A line of macabre rats was sketched within the white plaster by an artist’s tool. The design ran amuck along the ceiling to taint what otherwise would have been an architectural masterpiece.

“Do you think it’s true?” Hawk perched next to me. “That he had all of this done for me? Some form of … brotherly penance … to make amends for his better life? Or was it a sadistic barb at my expense?”

I had no response. I’d realized tonight that this man—who wore my beloved ghost’s features like a mask—could be any number of things: A murderer, a rogue, an architectural genius, a sadist, a loving brother, a kind guest and host.

I had no idea which was his true face.

The maids waited on the staircase four steps ahead for me to follow. At the top of the stairs, we walked a long corridor with closed doors running both sides. Coming to the end, Miss Abbot wriggled a key within a brass knob and swept us into a spacious corner chamber where cheerful flames danced inside a white brick fireplace. Tall ceramic vases filled with lotuses and lilies released a stale wine scent from either side of the hearth.

“This is the Water-Lily Room. My brother insisted you have it.” Distrust edged Hawk’s voice as he translated the maid’s explanation. His attention stalled on the larger than life-sized portrait of a Romani beauty—in a colorful dress and long, brown braids interwoven with red ribbons—taking up most of one wall.

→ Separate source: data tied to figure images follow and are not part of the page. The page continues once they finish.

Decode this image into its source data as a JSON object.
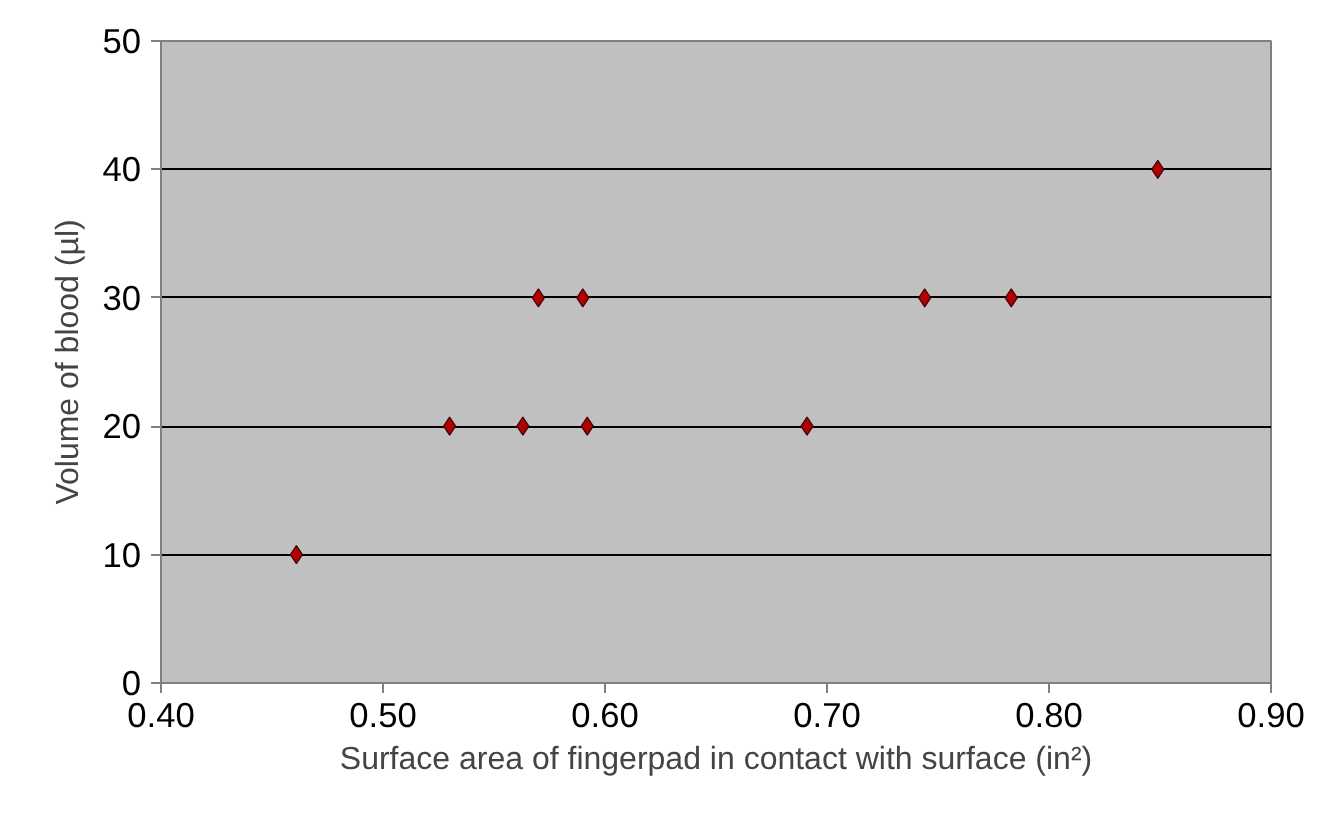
{
  "chart_data": {
    "type": "scatter",
    "xlabel": "Surface area of fingerpad in contact with surface (in²)",
    "ylabel": "Volume of blood (µl)",
    "x": [
      0.461,
      0.53,
      0.563,
      0.592,
      0.57,
      0.59,
      0.691,
      0.744,
      0.783,
      0.849
    ],
    "series": [
      {
        "color": "#b00000",
        "values": [
          10,
          20,
          20,
          20,
          30,
          30,
          20,
          30,
          30,
          40
        ]
      }
    ],
    "xlim": [
      0.4,
      0.9
    ],
    "xticks": [
      {
        "value": 0.4,
        "label": "0.40"
      },
      {
        "value": 0.5,
        "label": "0.50"
      },
      {
        "value": 0.6,
        "label": "0.60"
      },
      {
        "value": 0.7,
        "label": "0.70"
      },
      {
        "value": 0.8,
        "label": "0.80"
      },
      {
        "value": 0.9,
        "label": "0.90"
      }
    ],
    "ylim": [
      0,
      50
    ],
    "yticks": [
      0,
      10,
      20,
      30,
      40,
      50
    ],
    "grid": "y",
    "marker": "diamond"
  }
}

“Her eyes … I know those eyes.” Hawk’s ghostly whisper was so reverently quiet, I almost didn’t hear him. He stopped before the painting, and I didn’t respond, giving him privacy in hopes it might spark the memory he was struggling to reach.

It wasn’t difficult to give him his distance, for I was enthralled with my surroundings. I stepped inside, my feet springing atop an imperial carpet of delicate fleurons staggered upon a rich salmon background. Turquoise wall paper—with flying birds and ivy-covered trellises hand-blocked in aqueous tones—stretched around the room to meet in the center of the domed ceiling. It gave the illusion of standing within a globe with water pressed against the surrounding glass walls. A reverse aquarium.